Black oxfords stepped behind the screen, into his line of vision. Then a white man crouched in front of him—perhaps forty years old, with a thin face and thin blond hair, his chin and nose both small and pointed. He looked like the men in the portraits that lined the wall in Blanshard’s Yorkshire manor.

“You’re finally awake.” Blanshard looked down his nose with cold blue eyes. “I appreciate that I don’t have to waste time on threats. You know we’re silenced, and that you can do nothing about it. But you wouldn’t risk it anyway. You can hear all the voices, so close, but you’d never call for help because you know I might kill them. A veritable hoard of the nonmagical, just meters away, and you wouldn’t risk any of them, even to save yourself.”

Sebastian’s skull buzzed like someone had released angry bees in his brain, and his throat ached from dryness.
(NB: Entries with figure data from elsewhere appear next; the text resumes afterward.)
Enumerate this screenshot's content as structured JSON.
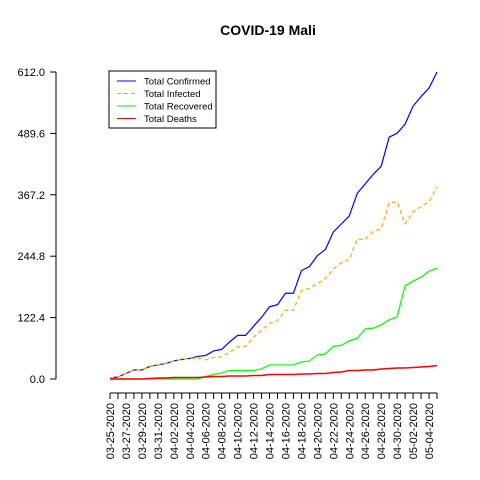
{
  "chart_data": {
    "type": "line",
    "title": "COVID-19 Mali",
    "xlabel": "",
    "ylabel": "",
    "x": [
      "03-25-2020",
      "03-26-2020",
      "03-27-2020",
      "03-28-2020",
      "03-29-2020",
      "03-30-2020",
      "03-31-2020",
      "04-01-2020",
      "04-02-2020",
      "04-03-2020",
      "04-04-2020",
      "04-05-2020",
      "04-06-2020",
      "04-07-2020",
      "04-08-2020",
      "04-09-2020",
      "04-10-2020",
      "04-11-2020",
      "04-12-2020",
      "04-13-2020",
      "04-14-2020",
      "04-15-2020",
      "04-16-2020",
      "04-17-2020",
      "04-18-2020",
      "04-19-2020",
      "04-20-2020",
      "04-21-2020",
      "04-22-2020",
      "04-23-2020",
      "04-24-2020",
      "04-25-2020",
      "04-26-2020",
      "04-27-2020",
      "04-28-2020",
      "04-29-2020",
      "04-30-2020",
      "05-01-2020",
      "05-02-2020",
      "05-03-2020",
      "05-04-2020",
      "05-05-2020"
    ],
    "x_tick_labels": [
      "03-25-2020",
      "03-27-2020",
      "03-29-2020",
      "03-31-2020",
      "04-02-2020",
      "04-04-2020",
      "04-06-2020",
      "04-08-2020",
      "04-10-2020",
      "04-12-2020",
      "04-14-2020",
      "04-16-2020",
      "04-18-2020",
      "04-20-2020",
      "04-22-2020",
      "04-24-2020",
      "04-26-2020",
      "04-28-2020",
      "04-30-2020",
      "05-02-2020",
      "05-04-2020"
    ],
    "y_tick_labels": [
      "0.0",
      "122.4",
      "244.8",
      "367.2",
      "489.6",
      "612.0"
    ],
    "ylim": [
      0,
      612
    ],
    "grid": false,
    "legend_position": "top-left",
    "series": [
      {
        "name": "Total Confirmed",
        "color": "#0000ff",
        "dash": "solid",
        "values": [
          2,
          4,
          11,
          18,
          18,
          25,
          28,
          31,
          36,
          39,
          41,
          45,
          47,
          56,
          59,
          74,
          87,
          87,
          105,
          123,
          144,
          148,
          171,
          171,
          216,
          224,
          246,
          258,
          293,
          309,
          325,
          370,
          389,
          408,
          424,
          482,
          490,
          508,
          544,
          563,
          580,
          612
        ]
      },
      {
        "name": "Total Infected",
        "color": "#ffa500",
        "dash": "dashed",
        "values": [
          2,
          4,
          11,
          18,
          18,
          25,
          28,
          31,
          36,
          39,
          41,
          42,
          38,
          43,
          44,
          53,
          64,
          65,
          83,
          97,
          111,
          116,
          137,
          137,
          176,
          181,
          190,
          200,
          219,
          232,
          238,
          279,
          278,
          294,
          300,
          351,
          353,
          309,
          333,
          344,
          353,
          383
        ]
      },
      {
        "name": "Total Recovered",
        "color": "#00ff00",
        "dash": "solid",
        "values": [
          0,
          0,
          0,
          0,
          0,
          0,
          0,
          0,
          0,
          0,
          0,
          0,
          5,
          9,
          12,
          17,
          17,
          17,
          17,
          20,
          28,
          28,
          28,
          28,
          34,
          36,
          48,
          50,
          65,
          67,
          76,
          81,
          100,
          101,
          108,
          118,
          124,
          186,
          195,
          203,
          215,
          221
        ]
      },
      {
        "name": "Total Deaths",
        "color": "#ff0000",
        "dash": "solid",
        "values": [
          0,
          0,
          0,
          0,
          0,
          1,
          2,
          2,
          3,
          3,
          3,
          3,
          4,
          5,
          5,
          6,
          6,
          6,
          7,
          7,
          9,
          9,
          9,
          9,
          10,
          10,
          11,
          11,
          13,
          14,
          17,
          17,
          18,
          18,
          20,
          21,
          22,
          22,
          23,
          24,
          25,
          27
        ]
      }
    ]
  }
}
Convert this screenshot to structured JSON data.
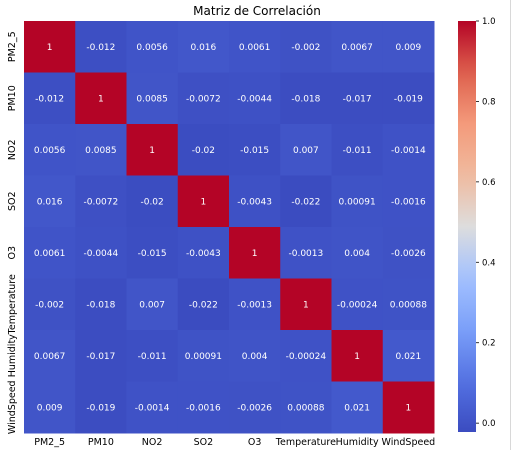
{
  "chart_data": {
    "type": "heatmap",
    "title": "Matriz de Correlación",
    "xlabels": [
      "PM2_5",
      "PM10",
      "NO2",
      "SO2",
      "O3",
      "Temperature",
      "Humidity",
      "WindSpeed"
    ],
    "ylabels": [
      "PM2_5",
      "PM10",
      "NO2",
      "SO2",
      "O3",
      "Temperature",
      "Humidity",
      "WindSpeed"
    ],
    "values": [
      [
        1,
        -0.012,
        0.0056,
        0.016,
        0.0061,
        -0.002,
        0.0067,
        0.009
      ],
      [
        -0.012,
        1,
        0.0085,
        -0.0072,
        -0.0044,
        -0.018,
        -0.017,
        -0.019
      ],
      [
        0.0056,
        0.0085,
        1,
        -0.02,
        -0.015,
        0.007,
        -0.011,
        -0.0014
      ],
      [
        0.016,
        -0.0072,
        -0.02,
        1,
        -0.0043,
        -0.022,
        0.00091,
        -0.0016
      ],
      [
        0.0061,
        -0.0044,
        -0.015,
        -0.0043,
        1,
        -0.0013,
        0.004,
        -0.0026
      ],
      [
        -0.002,
        -0.018,
        0.007,
        -0.022,
        -0.0013,
        1,
        -0.00024,
        0.00088
      ],
      [
        0.0067,
        -0.017,
        -0.011,
        0.00091,
        0.004,
        -0.00024,
        1,
        0.021
      ],
      [
        0.009,
        -0.019,
        -0.0014,
        -0.0016,
        -0.0026,
        0.00088,
        0.021,
        1
      ]
    ],
    "annotations": [
      [
        "1",
        "-0.012",
        "0.0056",
        "0.016",
        "0.0061",
        "-0.002",
        "0.0067",
        "0.009"
      ],
      [
        "-0.012",
        "1",
        "0.0085",
        "-0.0072",
        "-0.0044",
        "-0.018",
        "-0.017",
        "-0.019"
      ],
      [
        "0.0056",
        "0.0085",
        "1",
        "-0.02",
        "-0.015",
        "0.007",
        "-0.011",
        "-0.0014"
      ],
      [
        "0.016",
        "-0.0072",
        "-0.02",
        "1",
        "-0.0043",
        "-0.022",
        "0.00091",
        "-0.0016"
      ],
      [
        "0.0061",
        "-0.0044",
        "-0.015",
        "-0.0043",
        "1",
        "-0.0013",
        "0.004",
        "-0.0026"
      ],
      [
        "-0.002",
        "-0.018",
        "0.007",
        "-0.022",
        "-0.0013",
        "1",
        "-0.00024",
        "0.00088"
      ],
      [
        "0.0067",
        "-0.017",
        "-0.011",
        "0.00091",
        "0.004",
        "-0.00024",
        "1",
        "0.021"
      ],
      [
        "0.009",
        "-0.019",
        "-0.0014",
        "-0.0016",
        "-0.0026",
        "0.00088",
        "0.021",
        "1"
      ]
    ],
    "colormap": "coolwarm",
    "colorbar": {
      "range": [
        -0.022,
        1
      ],
      "ticks": [
        0.0,
        0.2,
        0.4,
        0.6,
        0.8,
        1.0
      ],
      "tick_labels": [
        "0.0",
        "0.2",
        "0.4",
        "0.6",
        "0.8",
        "1.0"
      ]
    },
    "colors": {
      "low": "#3b4cc0",
      "mid": "#dddddd",
      "high": "#b40426",
      "text_on_dark": "#ffffff"
    }
  }
}
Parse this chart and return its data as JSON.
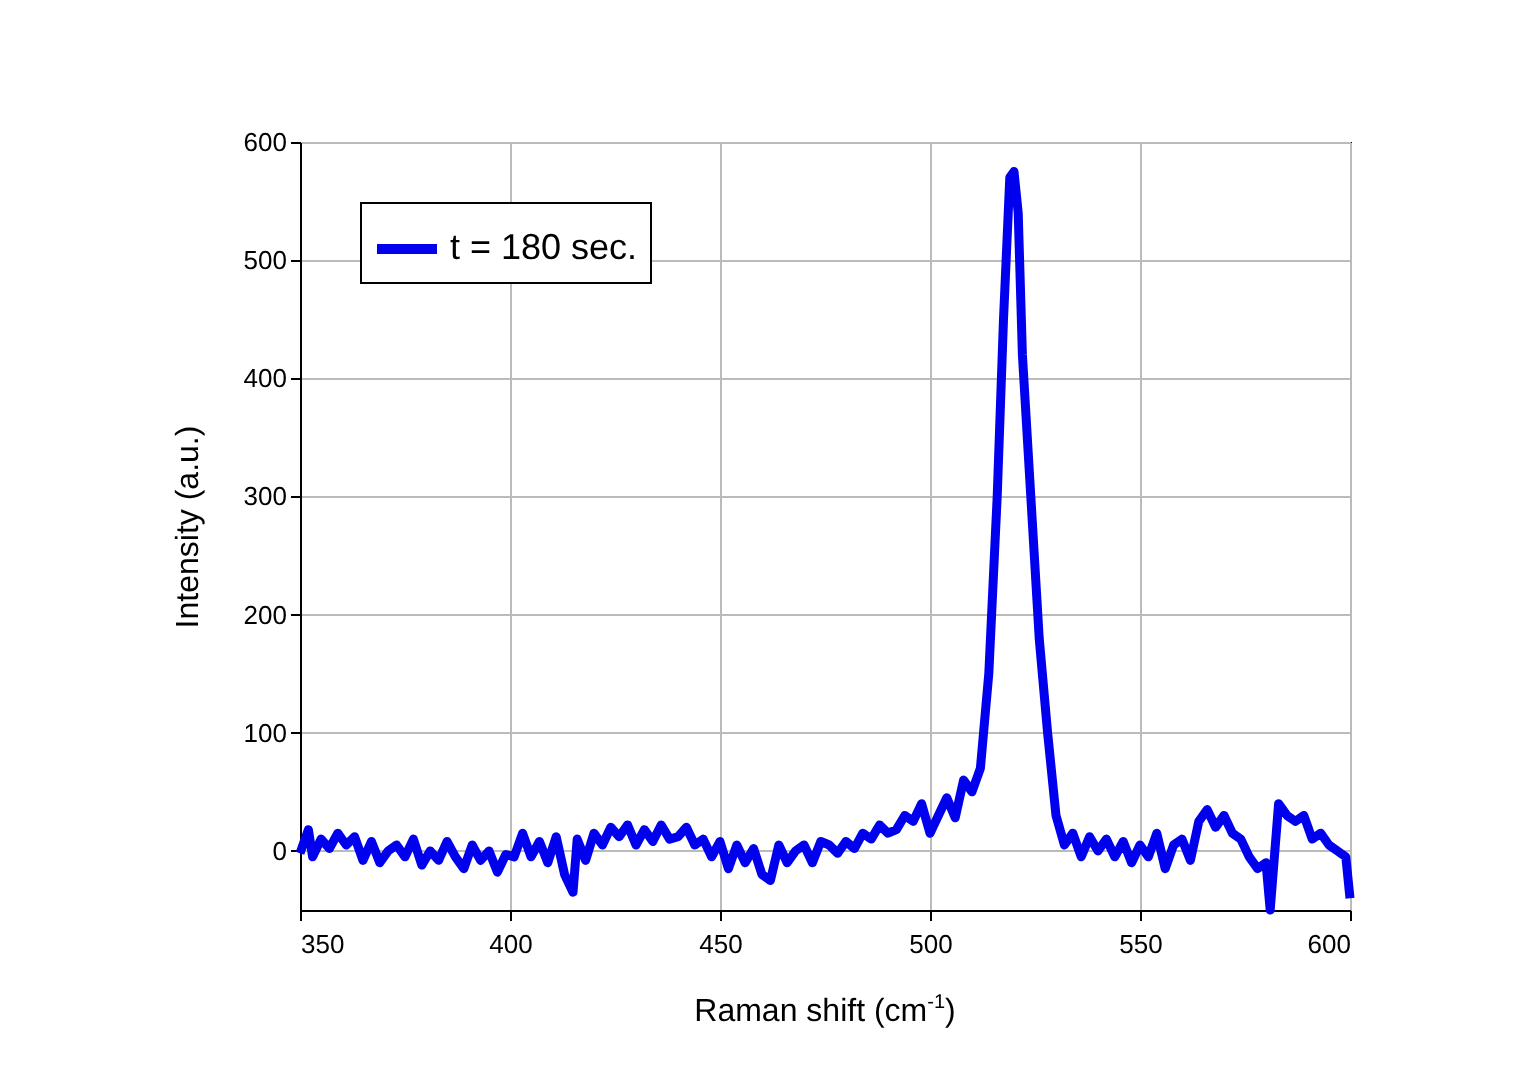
{
  "chart_data": {
    "type": "line",
    "xlabel": "Raman shift (cm$^{-1}$)",
    "ylabel": "Intensity (a.u.)",
    "x": [
      350,
      352,
      353,
      355,
      357,
      359,
      361,
      363,
      365,
      367,
      369,
      371,
      373,
      375,
      377,
      379,
      381,
      383,
      385,
      387,
      389,
      391,
      393,
      395,
      397,
      399,
      401,
      403,
      405,
      407,
      409,
      411,
      413,
      415,
      416,
      418,
      420,
      422,
      424,
      426,
      428,
      430,
      432,
      434,
      436,
      438,
      440,
      442,
      444,
      446,
      448,
      450,
      452,
      454,
      456,
      458,
      460,
      462,
      464,
      466,
      468,
      470,
      472,
      474,
      476,
      478,
      480,
      482,
      484,
      486,
      488,
      490,
      492,
      494,
      496,
      498,
      500,
      502,
      504,
      506,
      508,
      510,
      512,
      514,
      516,
      517.5,
      519,
      520,
      521,
      522,
      524,
      526,
      528,
      530,
      532,
      534,
      536,
      538,
      540,
      542,
      544,
      546,
      548,
      550,
      552,
      554,
      556,
      558,
      560,
      562,
      564,
      566,
      568,
      570,
      572,
      574,
      576,
      578,
      580,
      581,
      583,
      585,
      587,
      589,
      591,
      593,
      595,
      597,
      599,
      600
    ],
    "series": [
      {
        "name": "t = 180 sec.",
        "color": "#0000ee",
        "values": [
          -2,
          18,
          -5,
          10,
          2,
          15,
          5,
          12,
          -8,
          8,
          -10,
          0,
          5,
          -5,
          10,
          -12,
          0,
          -8,
          8,
          -5,
          -15,
          5,
          -8,
          0,
          -18,
          -3,
          -5,
          15,
          -5,
          8,
          -10,
          12,
          -20,
          -35,
          10,
          -8,
          15,
          5,
          20,
          12,
          22,
          5,
          18,
          8,
          22,
          10,
          12,
          20,
          5,
          10,
          -5,
          8,
          -15,
          5,
          -10,
          2,
          -20,
          -25,
          5,
          -10,
          0,
          5,
          -10,
          8,
          5,
          -2,
          8,
          2,
          15,
          10,
          22,
          15,
          18,
          30,
          25,
          40,
          15,
          30,
          45,
          28,
          60,
          50,
          70,
          150,
          300,
          450,
          570,
          575,
          540,
          420,
          300,
          180,
          100,
          30,
          5,
          15,
          -5,
          12,
          0,
          10,
          -5,
          8,
          -10,
          5,
          -5,
          15,
          -15,
          5,
          10,
          -8,
          25,
          35,
          20,
          30,
          15,
          10,
          -5,
          -15,
          -10,
          -50,
          40,
          30,
          25,
          30,
          10,
          15,
          5,
          0,
          -5,
          -40
        ]
      }
    ],
    "xlim": [
      350,
      600
    ],
    "xticks": [
      350,
      400,
      450,
      500,
      550,
      600
    ],
    "ylim": [
      -50,
      600
    ],
    "yticks": [
      0,
      100,
      200,
      300,
      400,
      500,
      600
    ],
    "grid": true,
    "legend": "top left"
  }
}
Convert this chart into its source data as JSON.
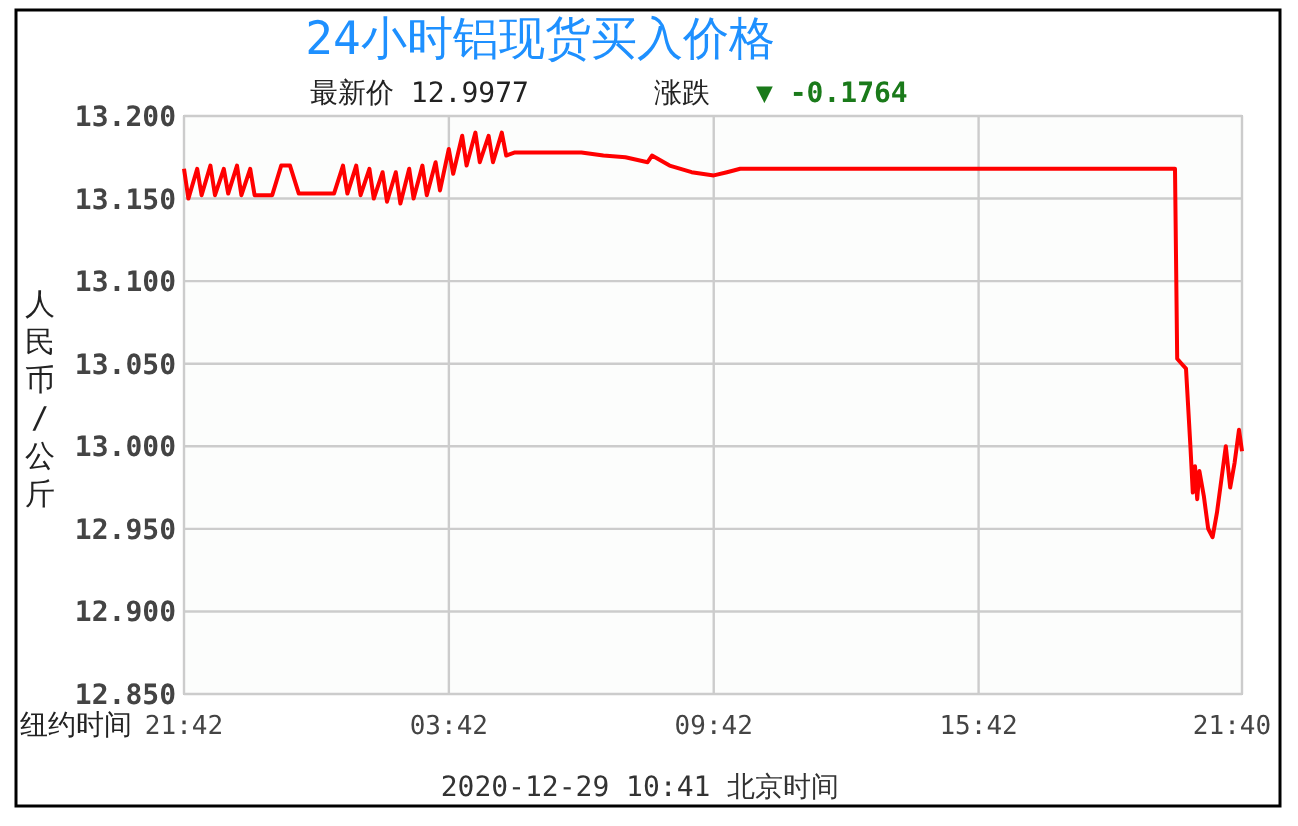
{
  "chart_data": {
    "type": "line",
    "title": "24小时铝现货买入价格",
    "annotations": [
      "最新价 12.9977",
      "涨跌",
      "▼ -0.1764",
      "2020-12-29 10:41 北京时间"
    ],
    "ylabel": "人民币/公斤",
    "xlabel": "纽约时间",
    "xlim": [
      "2020-12-27T21:42",
      "2020-12-28T21:40"
    ],
    "xticks": [
      {
        "value": "2020-12-27T21:42",
        "label": "21:42"
      },
      {
        "value": "2020-12-28T03:42",
        "label": "03:42"
      },
      {
        "value": "2020-12-28T09:42",
        "label": "09:42"
      },
      {
        "value": "2020-12-28T15:42",
        "label": "15:42"
      },
      {
        "value": "2020-12-28T21:40",
        "label": "21:40"
      }
    ],
    "ylim": [
      12.85,
      13.2
    ],
    "yticks": [
      {
        "value": 12.85,
        "label": "12.850"
      },
      {
        "value": 12.9,
        "label": "12.900"
      },
      {
        "value": 12.95,
        "label": "12.950"
      },
      {
        "value": 13.0,
        "label": "13.000"
      },
      {
        "value": 13.05,
        "label": "13.050"
      },
      {
        "value": 13.1,
        "label": "13.100"
      },
      {
        "value": 13.15,
        "label": "13.150"
      },
      {
        "value": 13.2,
        "label": "13.200"
      }
    ],
    "grid": true,
    "series": [
      {
        "color": "#ff0000",
        "x": [
          "2020-12-27T21:42",
          "2020-12-27T21:48",
          "2020-12-27T22:00",
          "2020-12-27T22:06",
          "2020-12-27T22:18",
          "2020-12-27T22:24",
          "2020-12-27T22:36",
          "2020-12-27T22:42",
          "2020-12-27T22:54",
          "2020-12-27T23:00",
          "2020-12-27T23:12",
          "2020-12-27T23:18",
          "2020-12-27T23:42",
          "2020-12-27T23:54",
          "2020-12-28T00:06",
          "2020-12-28T00:18",
          "2020-12-28T01:06",
          "2020-12-28T01:18",
          "2020-12-28T01:24",
          "2020-12-28T01:36",
          "2020-12-28T01:42",
          "2020-12-28T01:54",
          "2020-12-28T02:00",
          "2020-12-28T02:12",
          "2020-12-28T02:18",
          "2020-12-28T02:30",
          "2020-12-28T02:36",
          "2020-12-28T02:48",
          "2020-12-28T02:54",
          "2020-12-28T03:06",
          "2020-12-28T03:12",
          "2020-12-28T03:24",
          "2020-12-28T03:30",
          "2020-12-28T03:42",
          "2020-12-28T03:48",
          "2020-12-28T04:00",
          "2020-12-28T04:06",
          "2020-12-28T04:18",
          "2020-12-28T04:24",
          "2020-12-28T04:36",
          "2020-12-28T04:42",
          "2020-12-28T04:54",
          "2020-12-28T05:00",
          "2020-12-28T05:12",
          "2020-12-28T06:42",
          "2020-12-28T07:12",
          "2020-12-28T07:42",
          "2020-12-28T08:12",
          "2020-12-28T08:18",
          "2020-12-28T08:42",
          "2020-12-28T09:12",
          "2020-12-28T09:42",
          "2020-12-28T10:00",
          "2020-12-28T10:18",
          "2020-12-28T20:09",
          "2020-12-28T20:12",
          "2020-12-28T20:18",
          "2020-12-28T20:24",
          "2020-12-28T20:30",
          "2020-12-28T20:33",
          "2020-12-28T20:36",
          "2020-12-28T20:39",
          "2020-12-28T20:42",
          "2020-12-28T20:48",
          "2020-12-28T20:54",
          "2020-12-28T21:00",
          "2020-12-28T21:06",
          "2020-12-28T21:12",
          "2020-12-28T21:18",
          "2020-12-28T21:24",
          "2020-12-28T21:30",
          "2020-12-28T21:36",
          "2020-12-28T21:40"
        ],
        "values": [
          13.168,
          13.15,
          13.168,
          13.152,
          13.17,
          13.152,
          13.168,
          13.153,
          13.17,
          13.152,
          13.168,
          13.152,
          13.152,
          13.17,
          13.17,
          13.153,
          13.153,
          13.17,
          13.153,
          13.17,
          13.152,
          13.168,
          13.15,
          13.166,
          13.148,
          13.166,
          13.147,
          13.168,
          13.15,
          13.17,
          13.152,
          13.172,
          13.155,
          13.18,
          13.165,
          13.188,
          13.17,
          13.19,
          13.172,
          13.188,
          13.172,
          13.19,
          13.176,
          13.178,
          13.178,
          13.176,
          13.175,
          13.172,
          13.176,
          13.17,
          13.166,
          13.164,
          13.166,
          13.168,
          13.168,
          13.053,
          13.05,
          13.047,
          13.0,
          12.972,
          12.988,
          12.968,
          12.985,
          12.97,
          12.95,
          12.945,
          12.96,
          12.98,
          13.0,
          12.975,
          12.99,
          13.01,
          12.997
        ]
      }
    ]
  }
}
The voices of the crowd rose and fell, innocents who had no idea what danger they could too easily step in. “Where’s Jack?”

“I believe he’s gone to find the other paranormals, and their sweet little pavilion where they can share their paranormal art. Your cousin is an artist, is she not? Are those other paranormals her friends?” Blanshard added, conspiratorially, “Between us, I think Mr. Mercier is getting a bit itchy. He never gets to really let go, does he? Burn it all down, like he wants? It’s gotten worse since I put the aura in him, like I did in your brother. They’re not like me; their magic isn’t meant to contain it and has become much too strong now. Your brother, of course, ended up trapped like Theseus in the maze, but even Mr. Mercier needs a place to release his flames.”

Sebastian clenched his teeth. “You killed all those people.”

“Of course I did. I needed their life forces.” Blanshard sat on the floor, like he was getting comfortable. “You look and act so much like her, you know.”

“Like who?”

“Your great-great-great-aunt, of course. Casilda.”

A new kind of unease began to creep over Sebastian, like spiders on his skin. That couldn’t be possible—there was no way—

“You didn’t realize?” Blanshard said, a nasty edge to his voice. “What did you think happened when I consumed someone’s life force? Why did you think they called me the Vampire? I absorb someone’s life force and it strengthens mine—and adds to it.”